You’ve finally decided to do it. You’re tired of looking like a jelly doughnut. You’re tired of watching attractive members of the opposite sex flirt with everyone but you. You’re tired of sitting home each and every weekend.

You think you’ve got the perfect, can’t lose solution—a weight lifting program. Surely, if you start one and work hard, you’ll lose weight and tone up.

It sounds like a great idea, in theory, but you’re wondering what to do. The giant health and fitness industry is pumping your brain full of information about various food supplements, exercise products and training programs which promise to make you bigger and stronger quicker.

For many of us, this information overload can lead to confusion and alienation. Even if you are able to sort through all of it, you’ll likely always be wondering if the program and supplements you’re using are really the best ones.

Well, we can now all rest easy. According to NIU Head Athletic Trainer Mike Braid, the answer to the confusion is simple.

“My personal opinion is that it’s a money making racket,” he said. “If a person strives to eat a good diet, those so-called “muscle building” supplements won’t be beneficial. If anything, they’re a waste of money to buy.”

NIU Weight Training Instructor Anthony Glass holds a similar attitude.

“Joe Weider has made millions off of the American public because it’s ignorant of its needs,” he said. “Most of the boys you see in their ads are on some form of athletic enhancing drug. The supplements are not necessary. You should get all you need from the table.”

Trish Shanahan, coordinator of fitness programs at the Office of Campus Recreation, says the components of a good diet are no mystery.

“You should increase complex carbohydrates and eliminate sugars,” she said. “It’s a general misconception that when you start a weight lifting program, you need extra protein and protein supplements. This simply is not true.”

“Studies show that the average person’s strength will not increase with protein intake,” Braid said.

Shanahan said excess protein can actually hurt you by causing a depreciation of calcium and a buildup of uric acid, which causes digestive problems.

As a general guideline, a person should get 58 percent of their calories from carbohydrates, 30 percent from fat and only 12 percent from protein, Braid said.

He said rice, bread and pasta are sources of good complex carbohydrates and chicken and fish are good protein sources.

Glass says the best way to get on the good diet track is by taking it slow.

“Just increase complex carbohydrate intake and fat and protein will average out,” he said. “Don’t just stop eating bad foods either. Take one or two things out at a time. The body can rebel if you try to suddenly change everything.”

A training program can be viewed in an equally straightforward manner. Shanahan recommended identifying goals and going to see a fitness counselor before starting.

“A knowledgeable instructor can make the whole process less intimidating,” she said.
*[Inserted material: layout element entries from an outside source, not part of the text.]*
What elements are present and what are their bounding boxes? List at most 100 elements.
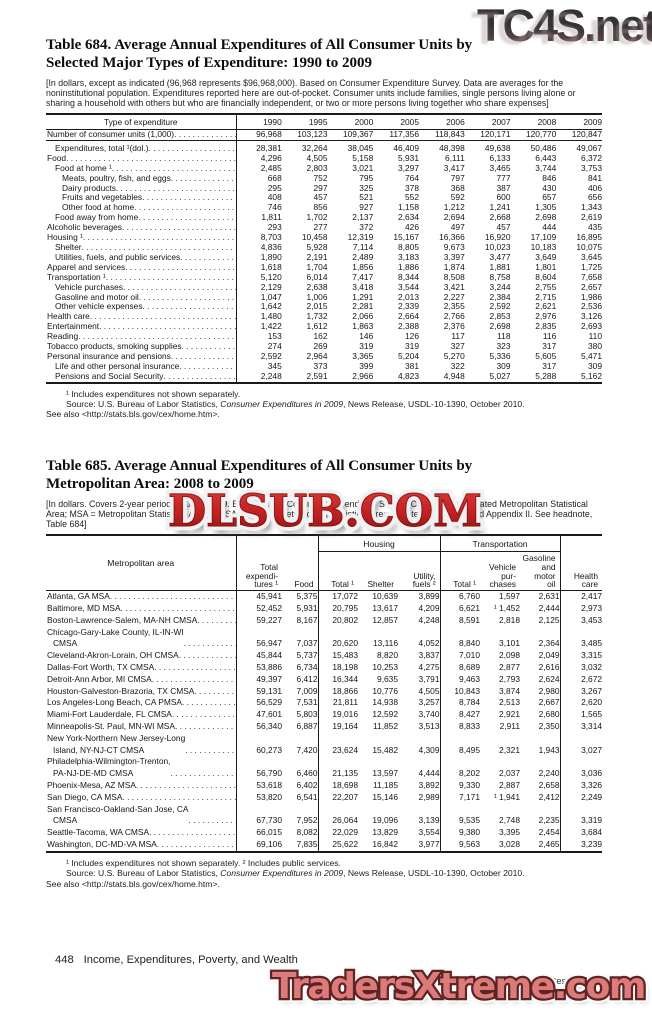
table-684-title-line1: Table 684. Average Annual Expenditures o… xyxy=(46,37,473,53)
cell-value: 16,920 xyxy=(484,232,511,243)
cell-value: 5,605 xyxy=(535,350,557,361)
cell-value: 6,541 xyxy=(296,791,318,802)
cell-value: 4,052 xyxy=(418,638,440,649)
table-685-section: Table 685. Average Annual Expenditures o… xyxy=(46,458,603,889)
leader-dots xyxy=(152,674,236,686)
row-label: Houston-Galveston-Brazoria, TX CMSA xyxy=(47,685,195,696)
row-label-cell: Seattle-Tacoma, WA CMSA xyxy=(46,827,237,839)
cell-value: 6,887 xyxy=(296,720,318,731)
leader-dots xyxy=(122,792,235,804)
row-label-cell: Houston-Galveston-Brazoria, TX CMSA xyxy=(46,685,237,698)
cell-value: 17,072 xyxy=(317,590,358,603)
cell-value: 38,045 xyxy=(347,142,374,153)
label-wrap: Detroit-Ann Arbor, MI CMSA xyxy=(46,674,236,686)
cell-value: 53,886 xyxy=(256,661,282,672)
year-header: 2008 xyxy=(510,114,557,130)
cell-value: 9,535 xyxy=(439,803,480,828)
cell-value: 2,444 xyxy=(538,602,560,613)
cell-value: 2,412 xyxy=(538,791,560,802)
row-label-cell: San Francisco-Oakland-San Jose, CA CMSA xyxy=(46,803,237,828)
cell-value: 777 xyxy=(496,172,511,183)
table-row: Pensions and Social Security 2,248 2,591 2,… xyxy=(46,371,602,383)
cell-value: 12,857 xyxy=(372,614,398,625)
cell-value: 2,364 xyxy=(538,638,560,649)
cell-value: 2,454 xyxy=(538,827,560,838)
cell-value: 3,477 xyxy=(489,251,511,262)
cell-value: 117 xyxy=(451,331,465,342)
table-684-title-line2: Selected Major Types of Expenditure: 199… xyxy=(46,54,372,71)
label-wrap: San Diego, CA MSA xyxy=(46,792,236,804)
cell-value: 2,835 xyxy=(535,321,557,332)
cell-value: 797 xyxy=(450,172,465,183)
cell-value: 3,027 xyxy=(559,732,603,757)
cell-value: 325 xyxy=(359,182,374,193)
cell-value: 6,443 xyxy=(535,152,557,163)
cell-value: 752 xyxy=(313,172,328,183)
row-label-cell: Other vehicle expenses xyxy=(46,302,237,313)
table-684-title: Table 684. Average Annual Expenditures o… xyxy=(46,37,602,72)
label-wrap: Cleveland-Akron-Lorain, OH CMSA xyxy=(46,650,236,662)
cell-value: 13,617 xyxy=(372,602,398,613)
cell-value: 3,314 xyxy=(559,720,603,733)
cell-value: 4,309 xyxy=(418,744,440,755)
table-row: Transportation ¹ 5,120 6,014 7,417 8,344 8,50… xyxy=(46,272,602,283)
cell-value: 387 xyxy=(496,182,511,193)
row-label-cell: Pensions and Social Security xyxy=(46,371,237,383)
cell-value: 13,116 xyxy=(373,638,398,649)
table-row: Boston-Lawrence-Salem, MA-NH CMSA 59,227 8… xyxy=(46,614,603,627)
cell-value: 2,485 xyxy=(260,162,282,173)
cell-value: 274 xyxy=(267,341,282,352)
leader-dots xyxy=(139,293,236,303)
label-wrap: Personal insurance and pensions xyxy=(46,352,236,362)
cell-value: 2,877 xyxy=(499,661,520,672)
cell-value: 3,791 xyxy=(418,673,440,684)
row-label-cell: Reading xyxy=(46,332,237,343)
row-label: Tobacco products, smoking supplies xyxy=(47,342,182,352)
cell-value: 1,618 xyxy=(260,261,282,272)
row-label-cell: Health care xyxy=(46,312,237,323)
leader-dots xyxy=(123,283,236,293)
cell-value: 3,977 xyxy=(418,838,440,849)
cell-value: 49,067 xyxy=(576,142,602,153)
cell-value: 3,126 xyxy=(581,311,602,322)
table-row: Cleveland-Akron-Lorain, OH CMSA 45,844 5,7… xyxy=(46,650,603,662)
cell-value: 1,305 xyxy=(535,202,557,213)
label-wrap: Utilities, fuels, and public services xyxy=(46,253,236,263)
cell-value: 50,486 xyxy=(530,142,557,153)
cell-value: 3,395 xyxy=(499,827,520,838)
label-wrap: Entertainment xyxy=(46,322,236,332)
cell-value: 6,372 xyxy=(581,152,602,163)
row-label: Baltimore, MD MSA xyxy=(47,602,121,613)
cell-value: 3,021 xyxy=(352,162,374,173)
year-header: 2006 xyxy=(419,114,465,130)
column-header: Utility, fuels ² xyxy=(398,551,440,592)
cell-value: 1,612 xyxy=(306,321,328,332)
row-label: Los Angeles-Long Beach, CA PMSA xyxy=(47,697,183,708)
cell-value: 25,622 xyxy=(317,838,358,852)
cell-value: 18,198 xyxy=(317,661,358,674)
cell-value: 399 xyxy=(359,360,374,371)
cell-value: 2,137 xyxy=(352,212,374,223)
table-row: Dairy products 295 297 325 378 368 387 430 406 xyxy=(46,182,602,194)
cell-value: 21,811 xyxy=(317,697,358,710)
row-label: Gasoline and motor oil xyxy=(55,292,139,302)
cell-value: 56,947 xyxy=(256,638,282,649)
cell-value: 60,273 xyxy=(256,744,282,755)
label-wrap: Vehicle purchases xyxy=(46,283,236,293)
label-wrap: Seattle-Tacoma, WA CMSA xyxy=(46,827,236,839)
table-685-title-line1: Table 685. Average Annual Expenditures o… xyxy=(46,458,473,474)
cell-value: 2,191 xyxy=(306,251,328,262)
cell-value: 4,836 xyxy=(260,241,282,252)
leader-dots xyxy=(106,273,236,283)
cell-value: 378 xyxy=(405,182,419,193)
cell-value: 319 xyxy=(359,341,374,352)
cell-value: 8,202 xyxy=(439,756,480,780)
cell-value: 162 xyxy=(313,331,328,342)
cell-value: 381 xyxy=(405,360,419,371)
row-label-cell: Washington, DC-MD-VA MSA xyxy=(46,838,237,852)
row-label: Health care xyxy=(47,312,90,322)
row-label: Chicago-Gary-Lake County, IL-IN-WI CMSA xyxy=(47,626,184,649)
cell-value: 45,941 xyxy=(256,591,282,602)
cell-value: 8,820 xyxy=(377,650,398,661)
cell-value: 2,973 xyxy=(559,602,603,615)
Braid said a two to three day per week total-body program consisting of one exercise for each major muscle group would be a good program for a beginner. The ideal for both tone and strength would be three sets of ten repetitions of each exercise, he said.

He also says the person should do enough weight so they feel some struggle and fatigue on the last set.

Additionally, Braid said there are three things the novice should pay particular attention to when starting his or her weight lifting program.

“The first thing is to stretch and increase flexibility,” he said. “The second thing is to begin with light weight to learn the exercise. When you get the hang of it, then increase the weight. Third, avoid ballistic movements. Lifting needs to be a smooth, slow process.”

Both Shanahan and Braid emphasized the importance of working opposite muscles.

“It’s very important to work opposing muscle groups,” Shanahan said. “Like quadriceps and hamstrings; chest and back; and biceps and triceps.”

She also advised against working the same muscle group two days in a row.

“All you’d be doing is tearing down the muscle,” she said.

In addition to weight training, Shanahan recommended at least three days of cardiovascular training per week for 20 to 30 minutes at a time to help reduce fat.

Examples of good cardiovascular exercises are running, stairmaster, swimming and bike riding, she said.

By blanking out all the media hype, it’s very likely you could possess the body of your dreams. Perhaps the essence of working out was summed up best by NIU graduate student/body builder Cyrous Hashemian.

“Your attitude will change,” he said. “People will look at you differently.”

“Joe Weider has made millions off of the American public because it’s ignorant of its needs. Most of the boys you see in their ads are on some form of athletic enhancing drug. The supplements are not necessary. You should get all you need from the table.”